Zheng Wei, Lin Hongfei, Luo Ling, Zhao Zhehuan, Li Zhengguang, Zhang Yijia, Yang Zhihao, Wang Jian
College of Computer Science and Technology, Dalian University of Technology, Dalian, China.
College of Software, Dalian JiaoTong University, Dalian, China.
BMC Bioinformatics. 2017 Oct 10;18(1):445. doi: 10.1186/s12859-017-1855-x.
Drug-drug interactions (DDIs) often bring unexpected side effects. The clinical recognition of DDIs is a crucial issue for both patient safety and healthcare cost control. However, although text-mining-based systems explore various methods to classify DDIs, the classification performance with regard to DDIs in long and complex sentences is still unsatisfactory.
In this study, we propose an effective model that classifies DDIs from the literature by combining an attention mechanism and a recurrent neural network with long short-term memory (LSTM) units. In our approach, first, a candidate-drug-oriented input attention acting on word-embedding vectors automatically learns which words are more influential for a given drug pair. Next, the inputs merging the position- and POS-embedding vectors are passed to a bidirectional LSTM layer whose outputs at the last time step represent the high-level semantic information of the whole sentence. Finally, a softmax layer performs DDI classification.
Experimental results from the DDIExtraction 2013 corpus show that our system performs the best with respect to detection and classification (84.0% and 77.3%, respectively) compared with other state-of-the-art methods.

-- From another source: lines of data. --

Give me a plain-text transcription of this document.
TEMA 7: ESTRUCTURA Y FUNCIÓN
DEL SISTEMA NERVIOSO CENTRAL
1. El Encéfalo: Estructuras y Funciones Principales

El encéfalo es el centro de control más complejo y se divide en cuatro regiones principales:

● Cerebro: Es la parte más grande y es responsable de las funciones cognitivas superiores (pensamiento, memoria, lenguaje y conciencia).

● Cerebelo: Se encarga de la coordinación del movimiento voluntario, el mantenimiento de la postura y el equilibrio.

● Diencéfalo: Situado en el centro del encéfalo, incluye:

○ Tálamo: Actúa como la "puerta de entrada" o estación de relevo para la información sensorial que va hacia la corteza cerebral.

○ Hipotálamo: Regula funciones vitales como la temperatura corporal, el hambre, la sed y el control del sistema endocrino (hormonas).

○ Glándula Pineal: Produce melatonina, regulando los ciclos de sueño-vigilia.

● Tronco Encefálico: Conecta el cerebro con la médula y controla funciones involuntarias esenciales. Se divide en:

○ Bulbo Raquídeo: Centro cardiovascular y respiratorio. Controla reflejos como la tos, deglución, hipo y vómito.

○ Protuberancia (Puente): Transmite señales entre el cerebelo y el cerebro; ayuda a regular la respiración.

In particular, for the Medline-2013 dataset with long and complex sentences, our F-score far exceeds those of top-ranking systems by 12.6%.
Our approach effectively improves the performance of DDI classification tasks. Experimental analysis demonstrates that our model performs better with respect to recognizing not only close-range but also long-range patterns among words, especially for long, complex and compound sentences.
药物相互作用(DDIs)常常带来意想不到的副作用。DDIs的临床识别对于患者安全和医疗成本控制而言都是一个关键问题。然而,尽管基于文本挖掘的系统探索了各种方法来对DDIs进行分类,但对于长而复杂句子中的DDIs,其分类性能仍不尽人意。
在本研究中,我们提出了一种有效的模型,该模型通过将注意力机制与带有长短期记忆(LSTM)单元的递归神经网络相结合,从文献中对DDIs进行分类。在我们的方法中,首先,作用于词嵌入向量的面向候选药物的输入注意力会自动学习哪些词对给定的药物对更具影响力。接下来,将合并了位置和词性嵌入向量的输入传递到双向LSTM层,其在最后一个时间步的输出代表整个句子的高级语义信息。最后,一个softmax层执行DDI分类。
来自DDIExtraction 2013语料库的实验结果表明,与其他最先进的方法相比,我们的系统在检测和分类方面表现最佳(分别为84.0%和77.3%)。特别是对于带有长而复杂句子的Medline - 2013数据集,我们的F分数比排名靠前的系统高出12.6%。
我们的方法有效地提高了DDI分类任务的性能。实验分析表明,我们的模型在识别单词之间的近距离和远距离模式方面表现更好,尤其是对于长、复杂和复合句子。